Wie sollen die Klimaziele realisiert werden?
Clara Schweizer, Mitglied des Initiativkreises, stieß gleich eine Debatte zum Thema Klima- und Umweltschutz an. Was müsse zuerst getan werden, um die wohl drängendsten Probleme unserer Zeit zu bewältigen? „Wir müssen zukünftig vermehrt auf Windenergie und Strom aus erneuerbaren Energien setzen“, antwortete Andreas Schwarz, Fraktionsvorsitzender der Grünen. „Demnächst muss auf jedes Dach eine Fotovoltaikanlage.“ Die Freien Wähler und die CDU stimmten ihm beim letzten Punkt zu. Die Kommunen und das Land müssten mit gutem Beispiel vorangehen und Vorreiter bei dieser Gebäudeausstattung sein. Auch der Ausbau der Elektromobilität wurde gefordert. Nach den Themenrunden durften die Jugendlichen im Chat der Videokonferenz weitere Fragen stellen. Dabei kam die Frage auf, ob die Politiker nicht selbst Vorbilder sein sollten, indem sie für den Weg zu Sitzungen die öffentlichen Verkehrsmittel nutzen. Melanie Braun von den Freien Wählern sieht dabei schon Fortschritte: „Wir versuchen schon, so viele Sitzungen wie eben möglich als Videokonferenzen abzuhalten.“
Günstiges Bahnticket für Jugendliche in Planung
Die meist diskutierte Frage des Nachmittags war aber, ob das 365-Euro-Jahresticket in Baden-Württemberg, zumindest für Jugendliche und soziale Schwächere, nicht schon längst überfällig sei? Durchweg alle Fraktionen hätten nichts dagegen, wenn ein solches Ticket irgendwann auf den Markt käme. „Dafür sollte man jedoch auch bedenken, dass der Ausbau von Zugverbindungen weiter voranschreiten muss“, sagte Steffen Weigel von der SPD. Dazu meldete sich auch Landrat Eininger selbst zu Wort. Für Jugendliche sei so ein Ticket bereits in Planung.

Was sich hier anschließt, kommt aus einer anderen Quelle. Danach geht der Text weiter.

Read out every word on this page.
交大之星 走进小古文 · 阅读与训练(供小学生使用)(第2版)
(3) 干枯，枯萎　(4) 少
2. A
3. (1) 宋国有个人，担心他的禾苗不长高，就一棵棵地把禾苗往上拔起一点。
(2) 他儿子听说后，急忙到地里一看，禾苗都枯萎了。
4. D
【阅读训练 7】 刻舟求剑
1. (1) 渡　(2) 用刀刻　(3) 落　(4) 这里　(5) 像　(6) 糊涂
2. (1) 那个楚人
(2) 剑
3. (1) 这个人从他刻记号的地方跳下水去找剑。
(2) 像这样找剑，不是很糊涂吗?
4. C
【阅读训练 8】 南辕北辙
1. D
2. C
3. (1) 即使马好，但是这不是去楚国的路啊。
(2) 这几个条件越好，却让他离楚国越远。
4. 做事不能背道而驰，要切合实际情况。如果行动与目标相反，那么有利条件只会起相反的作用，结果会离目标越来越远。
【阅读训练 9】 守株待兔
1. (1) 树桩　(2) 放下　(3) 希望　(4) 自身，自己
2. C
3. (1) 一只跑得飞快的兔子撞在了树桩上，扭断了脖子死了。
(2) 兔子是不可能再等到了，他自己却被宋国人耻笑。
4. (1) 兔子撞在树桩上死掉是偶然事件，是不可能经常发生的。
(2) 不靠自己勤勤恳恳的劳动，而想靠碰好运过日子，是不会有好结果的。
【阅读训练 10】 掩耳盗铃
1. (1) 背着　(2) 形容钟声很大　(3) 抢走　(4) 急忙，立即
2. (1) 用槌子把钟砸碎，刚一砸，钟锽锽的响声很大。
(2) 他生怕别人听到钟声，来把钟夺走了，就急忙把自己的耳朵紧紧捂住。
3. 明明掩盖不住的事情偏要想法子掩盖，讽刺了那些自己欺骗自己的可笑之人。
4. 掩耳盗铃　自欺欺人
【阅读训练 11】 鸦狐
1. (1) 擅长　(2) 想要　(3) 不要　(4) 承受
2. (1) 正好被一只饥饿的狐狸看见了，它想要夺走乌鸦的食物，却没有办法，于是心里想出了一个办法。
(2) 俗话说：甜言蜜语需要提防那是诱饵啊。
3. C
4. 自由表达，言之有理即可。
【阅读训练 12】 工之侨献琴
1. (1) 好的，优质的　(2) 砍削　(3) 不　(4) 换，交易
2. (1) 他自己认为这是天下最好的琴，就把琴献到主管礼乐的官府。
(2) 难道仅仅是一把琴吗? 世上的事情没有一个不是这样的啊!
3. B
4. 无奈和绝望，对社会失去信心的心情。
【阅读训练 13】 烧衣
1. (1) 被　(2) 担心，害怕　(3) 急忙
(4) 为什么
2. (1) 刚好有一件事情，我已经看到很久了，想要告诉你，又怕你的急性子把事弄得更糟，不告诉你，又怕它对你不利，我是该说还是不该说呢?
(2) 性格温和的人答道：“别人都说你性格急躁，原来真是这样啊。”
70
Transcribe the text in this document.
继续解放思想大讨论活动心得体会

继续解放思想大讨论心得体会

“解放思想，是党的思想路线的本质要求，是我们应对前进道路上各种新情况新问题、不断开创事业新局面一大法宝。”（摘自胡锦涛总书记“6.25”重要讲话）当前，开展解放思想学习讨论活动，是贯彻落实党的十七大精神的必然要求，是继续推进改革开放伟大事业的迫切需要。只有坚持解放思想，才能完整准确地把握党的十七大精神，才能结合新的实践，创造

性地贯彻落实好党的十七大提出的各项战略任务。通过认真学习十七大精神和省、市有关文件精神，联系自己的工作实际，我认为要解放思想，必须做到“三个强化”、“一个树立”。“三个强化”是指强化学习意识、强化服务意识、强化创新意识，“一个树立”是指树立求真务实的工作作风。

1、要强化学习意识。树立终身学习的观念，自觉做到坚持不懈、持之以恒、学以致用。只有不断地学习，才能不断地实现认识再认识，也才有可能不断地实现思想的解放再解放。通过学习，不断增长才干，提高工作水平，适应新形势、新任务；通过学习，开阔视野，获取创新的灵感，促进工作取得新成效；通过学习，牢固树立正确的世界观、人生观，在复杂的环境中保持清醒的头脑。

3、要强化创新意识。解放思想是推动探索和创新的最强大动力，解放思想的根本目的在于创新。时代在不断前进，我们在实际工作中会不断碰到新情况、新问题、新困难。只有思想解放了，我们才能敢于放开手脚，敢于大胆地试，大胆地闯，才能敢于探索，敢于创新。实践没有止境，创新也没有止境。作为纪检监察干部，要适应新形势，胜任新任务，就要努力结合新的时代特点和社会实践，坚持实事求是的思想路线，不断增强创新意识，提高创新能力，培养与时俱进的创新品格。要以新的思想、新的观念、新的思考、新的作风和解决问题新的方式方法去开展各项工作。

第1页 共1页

Jugendpolitisches Programm
„Was uns bewegt“
Die Jugendkonferenz fand im Rahmen der Veranstaltungsreihe „Was uns bewegt – Jugendliche und Landespolitikerinnen und Landespolikiter im Gespräch“ statt und wurde erstmals im Jahr 2015 organisiert. Zahlreiche Rückmeldungen und wissenschaftliche Evaluationen des Instituts für angewandte Sozialwissenschaften (IfaS) und des Deutschen Kinderhilfswerkes haben bestätigt, dass diese Reihe von großem Erfolg geprägt ist.
Prinzip
Bei den regionalen Jugendkonferenzen sollen über das ganze Land verteilt junge Menschen in unterschiedlichen Veranstaltungsformaten die Möglichkeit erhalten, sich mit Themen ihrer Lebenswelt auseinanderzusetzen und diese untereinander sowie mit Politikerinnen und Politikern zu diskutieren. Neben den eigens organisierten regionalen Plenumsdiskussionen werden auch bereits geplante Formate, wie jugendpolitische Foren oder regionale Veranstaltungen, in das Programm der landkreisweiten Jugendkonferenz integriert und finanziell unterstützt.